Masyarakat multikultural mempunyai karakteriktik, sebagaimana yang dikemukakan oleh Van Den Berghe. Karakteristik tersebut, di dalam masyarakat terjadi segmentasi yang membentuk mereka ke dalam bentuk kelompok – kelompok yang memiliki sub kebudayaaan yang berbeda satu dengan yang lain, memiliki struktur sosial yang terbagi ke dalam lembaga – lembaga yang bersifat nonkomplementer, terjadi kurang mengembangnya konsensus, yang diantaranya mengenai nilai – nilai sosial yang bersifat dasar yang ada dalam masyarakat, relatif sering terjadi konflik, secara relatif integrasi sosial yang ada dalam masyarakat tumbuh diatas paksaan dan saling ketergantungan di bidang ekonomi, serta adanya dominasi politik oleh suatu kelompok terhadap kelompok – kelompok lainnya.
Sementara politik multikulturalisme adalah pemerintahan dimana semua identitas khusus yang muncul dan berkembang di dalam masyarakat mendapat ruang.Setiap kelompok tersebut haruslah memiliki wakil di parlemen maupun di kabinet. Semua kelompok dari berbagai kalangan harus mendapat tempat untuk menyalurkan aspirasinya dan ikut berpartisipasi dalam pemerintahan. Tidak ada diskriminasi terhadap kelompok tertentu, hak untuk berperan serta dalam pemerintahan atau kegiatan politik terbuka selebar-lebarnya bagi semua kelompok yang ada.

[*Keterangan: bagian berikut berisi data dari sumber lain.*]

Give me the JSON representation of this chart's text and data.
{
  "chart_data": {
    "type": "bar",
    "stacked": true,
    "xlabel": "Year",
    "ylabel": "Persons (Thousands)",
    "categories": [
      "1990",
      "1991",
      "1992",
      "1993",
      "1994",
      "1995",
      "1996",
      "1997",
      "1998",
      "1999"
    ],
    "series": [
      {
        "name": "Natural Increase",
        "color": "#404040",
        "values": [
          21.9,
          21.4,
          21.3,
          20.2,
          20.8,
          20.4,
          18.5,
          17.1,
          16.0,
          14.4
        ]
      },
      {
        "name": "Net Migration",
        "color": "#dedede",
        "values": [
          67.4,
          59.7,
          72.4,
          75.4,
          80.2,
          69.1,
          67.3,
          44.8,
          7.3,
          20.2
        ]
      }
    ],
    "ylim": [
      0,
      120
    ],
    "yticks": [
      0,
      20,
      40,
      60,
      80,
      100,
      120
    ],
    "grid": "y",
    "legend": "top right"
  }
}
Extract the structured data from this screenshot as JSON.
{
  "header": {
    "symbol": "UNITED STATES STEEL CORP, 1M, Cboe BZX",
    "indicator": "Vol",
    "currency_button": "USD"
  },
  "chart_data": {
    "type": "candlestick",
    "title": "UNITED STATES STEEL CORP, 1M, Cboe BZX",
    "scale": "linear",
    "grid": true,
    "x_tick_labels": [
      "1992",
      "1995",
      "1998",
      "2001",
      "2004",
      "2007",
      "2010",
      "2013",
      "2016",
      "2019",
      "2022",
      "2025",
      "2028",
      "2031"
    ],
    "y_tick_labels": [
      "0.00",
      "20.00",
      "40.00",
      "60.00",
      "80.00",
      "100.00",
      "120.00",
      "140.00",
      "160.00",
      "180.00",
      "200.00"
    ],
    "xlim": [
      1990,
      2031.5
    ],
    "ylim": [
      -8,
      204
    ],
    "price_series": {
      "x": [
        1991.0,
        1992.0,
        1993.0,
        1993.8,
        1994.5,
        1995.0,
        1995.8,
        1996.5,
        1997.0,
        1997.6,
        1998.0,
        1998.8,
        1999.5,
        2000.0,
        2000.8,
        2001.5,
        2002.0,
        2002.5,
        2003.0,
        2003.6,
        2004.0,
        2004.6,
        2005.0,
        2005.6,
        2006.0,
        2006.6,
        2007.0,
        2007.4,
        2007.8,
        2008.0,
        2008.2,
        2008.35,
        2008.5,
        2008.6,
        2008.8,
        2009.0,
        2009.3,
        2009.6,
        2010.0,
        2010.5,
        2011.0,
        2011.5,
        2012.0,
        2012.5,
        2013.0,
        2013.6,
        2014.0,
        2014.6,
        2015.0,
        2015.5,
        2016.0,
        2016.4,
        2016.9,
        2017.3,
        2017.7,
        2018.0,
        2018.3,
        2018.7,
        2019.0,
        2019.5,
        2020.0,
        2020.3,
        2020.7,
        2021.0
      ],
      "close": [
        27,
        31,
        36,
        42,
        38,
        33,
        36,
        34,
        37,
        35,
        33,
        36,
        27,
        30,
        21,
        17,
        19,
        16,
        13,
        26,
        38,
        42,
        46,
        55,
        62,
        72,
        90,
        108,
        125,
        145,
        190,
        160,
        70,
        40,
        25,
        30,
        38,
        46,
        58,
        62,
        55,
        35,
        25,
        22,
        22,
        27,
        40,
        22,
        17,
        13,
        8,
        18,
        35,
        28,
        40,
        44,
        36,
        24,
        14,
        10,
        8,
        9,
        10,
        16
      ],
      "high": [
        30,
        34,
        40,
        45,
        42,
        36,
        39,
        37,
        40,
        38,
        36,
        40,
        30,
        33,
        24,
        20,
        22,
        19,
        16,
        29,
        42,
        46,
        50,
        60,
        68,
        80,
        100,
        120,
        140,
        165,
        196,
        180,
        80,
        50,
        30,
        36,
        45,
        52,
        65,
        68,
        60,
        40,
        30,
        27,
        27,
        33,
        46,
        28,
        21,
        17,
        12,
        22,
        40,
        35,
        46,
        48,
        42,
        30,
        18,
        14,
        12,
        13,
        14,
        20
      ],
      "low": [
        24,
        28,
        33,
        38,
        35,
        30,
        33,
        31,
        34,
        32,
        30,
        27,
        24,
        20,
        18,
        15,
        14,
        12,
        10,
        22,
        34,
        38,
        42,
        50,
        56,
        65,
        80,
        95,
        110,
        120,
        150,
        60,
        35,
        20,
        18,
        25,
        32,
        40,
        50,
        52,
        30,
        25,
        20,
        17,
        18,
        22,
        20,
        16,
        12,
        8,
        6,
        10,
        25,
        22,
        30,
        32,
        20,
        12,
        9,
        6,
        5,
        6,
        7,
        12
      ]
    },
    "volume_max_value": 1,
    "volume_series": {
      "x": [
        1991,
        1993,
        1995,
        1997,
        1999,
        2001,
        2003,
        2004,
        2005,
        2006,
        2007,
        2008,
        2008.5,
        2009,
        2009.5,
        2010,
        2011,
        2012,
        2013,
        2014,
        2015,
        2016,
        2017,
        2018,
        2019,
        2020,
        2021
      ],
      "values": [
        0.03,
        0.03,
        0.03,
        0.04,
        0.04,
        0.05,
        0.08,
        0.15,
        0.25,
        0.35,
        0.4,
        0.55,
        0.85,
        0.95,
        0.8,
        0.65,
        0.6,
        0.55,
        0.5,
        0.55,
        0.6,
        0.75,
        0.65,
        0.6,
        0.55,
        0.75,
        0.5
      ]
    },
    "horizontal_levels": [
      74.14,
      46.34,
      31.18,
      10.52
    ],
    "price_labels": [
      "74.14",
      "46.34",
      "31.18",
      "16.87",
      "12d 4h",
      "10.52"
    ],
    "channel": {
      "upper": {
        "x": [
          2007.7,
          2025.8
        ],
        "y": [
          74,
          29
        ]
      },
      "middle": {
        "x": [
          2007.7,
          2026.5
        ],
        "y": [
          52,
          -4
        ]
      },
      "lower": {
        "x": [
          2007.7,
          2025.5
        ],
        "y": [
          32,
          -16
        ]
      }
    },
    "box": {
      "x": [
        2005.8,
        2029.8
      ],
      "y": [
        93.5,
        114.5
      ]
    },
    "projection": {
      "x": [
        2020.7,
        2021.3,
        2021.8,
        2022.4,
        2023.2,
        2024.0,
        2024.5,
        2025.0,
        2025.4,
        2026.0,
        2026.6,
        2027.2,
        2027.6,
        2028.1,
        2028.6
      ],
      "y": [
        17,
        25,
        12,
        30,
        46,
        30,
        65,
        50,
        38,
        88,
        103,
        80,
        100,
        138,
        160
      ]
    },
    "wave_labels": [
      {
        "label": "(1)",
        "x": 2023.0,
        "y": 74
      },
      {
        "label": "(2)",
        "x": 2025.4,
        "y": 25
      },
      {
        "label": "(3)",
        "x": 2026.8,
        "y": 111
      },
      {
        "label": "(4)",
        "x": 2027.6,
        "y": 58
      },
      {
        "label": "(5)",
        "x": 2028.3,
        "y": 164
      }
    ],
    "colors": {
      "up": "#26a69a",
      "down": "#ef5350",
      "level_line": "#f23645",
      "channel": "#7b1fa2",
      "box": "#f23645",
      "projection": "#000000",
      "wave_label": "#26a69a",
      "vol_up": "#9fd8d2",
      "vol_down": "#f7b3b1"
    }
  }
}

Arah atau tujuan politik multikulturalisme  adalah untuk mendapat pengakuan keberagaman budaya yang menumbuhkan kepedulian agar berbagai kelompok yang termarjinalisasi dapat terintegrasi, dan masyarakat mengakomodasi perbedaan budaya agar kekhasan identitas mereka diakui. Sementara itu sasaran politik multikultural adalah untuk membentuk toleransi, keterbukaan, dan solidaritas, membangun artikulasi politik dan multikulturalisme guna menciptakan ruang publik agar beragam komunitas berinteraksi untuk memperkaya budaya dan memfasilitasi konsensus, mengimbangi kebijakan ekonomi yang teknokratis, multikulturalisme mengusulkan sistem baru representasi dan partisipasi, serta penataan ruang publik menyangkut tiga aspek, yaitu fisik-sosial, budaya, dan politik.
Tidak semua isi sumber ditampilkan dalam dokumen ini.